On the day when Hugh and Mrs. Gordon read Mr. Grant’s letter at Kuryong, the train deposited at Tarrong a self-reliant young lady of about twenty, accompanied by nearly a truck-full of luggage—solid leather portmanteaux, canvas-covered bags, iron boxes, and so on—which produced a great sensation among the rustics. She was handsome enough to be called a beauty, and everything about her spoke of exuberant health and vitality. Her figure was supple, and she had the clear pink and white complexion which belongs to cold climates.

She seemed accustomed to being waited on, and watched without emotion the guard and the solitary railway official—porter, station-master, telegraph-operator and lantern-man, all rolled into one—haul her hundredweights of luggage out of the train. Then she told the perspiring station-master, etc., to please have the luggage sent to the hotel, and marched over to that building in quite an assured way, carrying a small handbag. Three commercial travellers, who had come up by the same train, followed her off the platform, and the most gallant of the three winked at his friends, and then stepped up and offered to carry her bag. The young lady gave him a pleasant smile, and handed him the bag; together they crossed the street, while the other commercials marched disconsolately behind. At the door of the hotel she took the bag from her cavalier, and there and then, in broad Australian daylight, rewarded him with twopence—a disaster which caused him to apply to his firm for transfer to some foreign country at once. She marched into the bar, where Dan, the landlord’s son, was sweeping, while Mrs. Connellan, the landlady, was wiping glasses in the midst of a stale fragrance of overnight beer and tobacco-smoke.

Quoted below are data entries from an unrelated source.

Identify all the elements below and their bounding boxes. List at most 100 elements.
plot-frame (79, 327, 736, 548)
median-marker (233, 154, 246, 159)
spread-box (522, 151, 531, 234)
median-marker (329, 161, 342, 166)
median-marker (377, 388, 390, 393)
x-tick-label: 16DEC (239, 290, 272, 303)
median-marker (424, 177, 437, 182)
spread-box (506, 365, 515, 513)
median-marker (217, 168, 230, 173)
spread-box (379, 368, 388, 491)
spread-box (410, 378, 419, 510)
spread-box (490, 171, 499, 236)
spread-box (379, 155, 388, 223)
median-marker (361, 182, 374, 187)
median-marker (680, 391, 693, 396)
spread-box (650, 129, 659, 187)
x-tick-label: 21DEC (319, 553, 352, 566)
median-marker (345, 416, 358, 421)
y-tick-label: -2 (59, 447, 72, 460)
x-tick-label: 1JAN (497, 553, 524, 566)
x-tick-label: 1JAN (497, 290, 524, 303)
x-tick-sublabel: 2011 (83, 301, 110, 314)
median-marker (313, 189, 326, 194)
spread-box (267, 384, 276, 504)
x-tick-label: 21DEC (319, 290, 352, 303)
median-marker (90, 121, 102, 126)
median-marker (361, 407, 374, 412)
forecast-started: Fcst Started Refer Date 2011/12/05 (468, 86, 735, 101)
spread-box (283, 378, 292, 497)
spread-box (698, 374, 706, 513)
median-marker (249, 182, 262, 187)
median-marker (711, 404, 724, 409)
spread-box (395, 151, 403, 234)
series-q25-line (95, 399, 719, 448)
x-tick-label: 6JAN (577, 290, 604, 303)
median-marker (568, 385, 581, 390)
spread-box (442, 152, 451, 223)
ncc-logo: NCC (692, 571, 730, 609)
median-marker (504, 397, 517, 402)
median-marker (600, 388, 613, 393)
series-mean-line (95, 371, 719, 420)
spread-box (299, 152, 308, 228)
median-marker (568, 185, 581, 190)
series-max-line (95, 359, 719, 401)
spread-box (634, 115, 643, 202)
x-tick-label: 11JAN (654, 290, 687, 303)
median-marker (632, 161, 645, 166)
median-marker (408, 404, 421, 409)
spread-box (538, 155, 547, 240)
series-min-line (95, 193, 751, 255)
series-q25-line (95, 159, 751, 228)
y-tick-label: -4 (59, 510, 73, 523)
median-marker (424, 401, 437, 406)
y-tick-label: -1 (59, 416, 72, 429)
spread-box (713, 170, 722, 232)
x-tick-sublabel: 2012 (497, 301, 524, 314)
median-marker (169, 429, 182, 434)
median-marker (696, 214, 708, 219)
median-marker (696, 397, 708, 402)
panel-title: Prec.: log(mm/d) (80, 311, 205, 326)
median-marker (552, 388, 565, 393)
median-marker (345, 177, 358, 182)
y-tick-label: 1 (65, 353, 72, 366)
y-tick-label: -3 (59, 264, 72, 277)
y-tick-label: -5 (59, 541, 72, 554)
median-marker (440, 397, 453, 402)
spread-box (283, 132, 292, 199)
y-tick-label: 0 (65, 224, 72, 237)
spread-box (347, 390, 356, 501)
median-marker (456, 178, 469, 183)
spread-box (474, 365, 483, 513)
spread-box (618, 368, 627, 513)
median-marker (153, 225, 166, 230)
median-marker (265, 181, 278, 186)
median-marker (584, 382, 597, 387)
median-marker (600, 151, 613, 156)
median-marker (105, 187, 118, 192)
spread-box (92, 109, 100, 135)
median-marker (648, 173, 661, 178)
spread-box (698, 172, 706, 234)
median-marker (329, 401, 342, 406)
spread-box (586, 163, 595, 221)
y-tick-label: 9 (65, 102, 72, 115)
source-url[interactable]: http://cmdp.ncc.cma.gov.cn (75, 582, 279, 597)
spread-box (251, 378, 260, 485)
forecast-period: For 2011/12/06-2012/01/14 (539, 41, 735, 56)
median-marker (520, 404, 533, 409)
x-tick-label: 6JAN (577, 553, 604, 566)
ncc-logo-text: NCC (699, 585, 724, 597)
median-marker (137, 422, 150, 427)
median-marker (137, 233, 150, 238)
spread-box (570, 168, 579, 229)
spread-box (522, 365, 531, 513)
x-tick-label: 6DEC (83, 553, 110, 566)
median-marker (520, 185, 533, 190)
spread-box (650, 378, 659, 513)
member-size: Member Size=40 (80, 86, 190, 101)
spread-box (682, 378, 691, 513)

“I am going to Kuryong,” said the young lady, “and I expected to meet Mr. Gordon here. Is he here?”

Mrs. Connellan looked at her open-eyed. Such an apparition was not often seen in Tarrong. Mr. and Mrs. Connellan had only just “taken the pub.”, and what with trying to keep Connellan sober and refusing drinks to tramps, loafers, and black-fellows, Mrs. Connellan was pretty well worn out. As for making the hotel pay, that idea had been given up long ago. It was against Mrs. Connellan’s instincts of hospitality to charge anyone for a meal or a bed, and when any great rush of bar trade took place it generally turned out to be “Connellan’s shout,” so the hotel was not exactly a goldmine. In fact, Mrs. Connellan had decided that the less business she did, the more money she would make; and she rather preferred that people should not stop at her hotel. This girl looked as if she would give trouble; might even expect clean beds and clean sheets when there were none within the hotel, and might object to fleas, of which there were plenty. So the landlady pulled herself together, and decided to speed the parting guest as speedily as possible.

“Mr. Gordon couldn’t git in,” she said. “The cricks (creeks) is all up. The coach is going down to Kiley’s Crossing to-day. You had better go with that.”

“How soon does the coach start?”

“In an hour or two. As soon as Pat Donohoe, the mailman, has got a horse shod. Come in and have a wash, and fix yourself up till breakfast is ready. Where’s your bag?”

“My luggage is at the railway-station.”

“I’ll send Dan over for it. Dan, Dan, Dan!”

“’Ello,” said Dan’s voice, from the passage, where, with the wild-eyed servant-girl, he had been taking stock of the new arrival.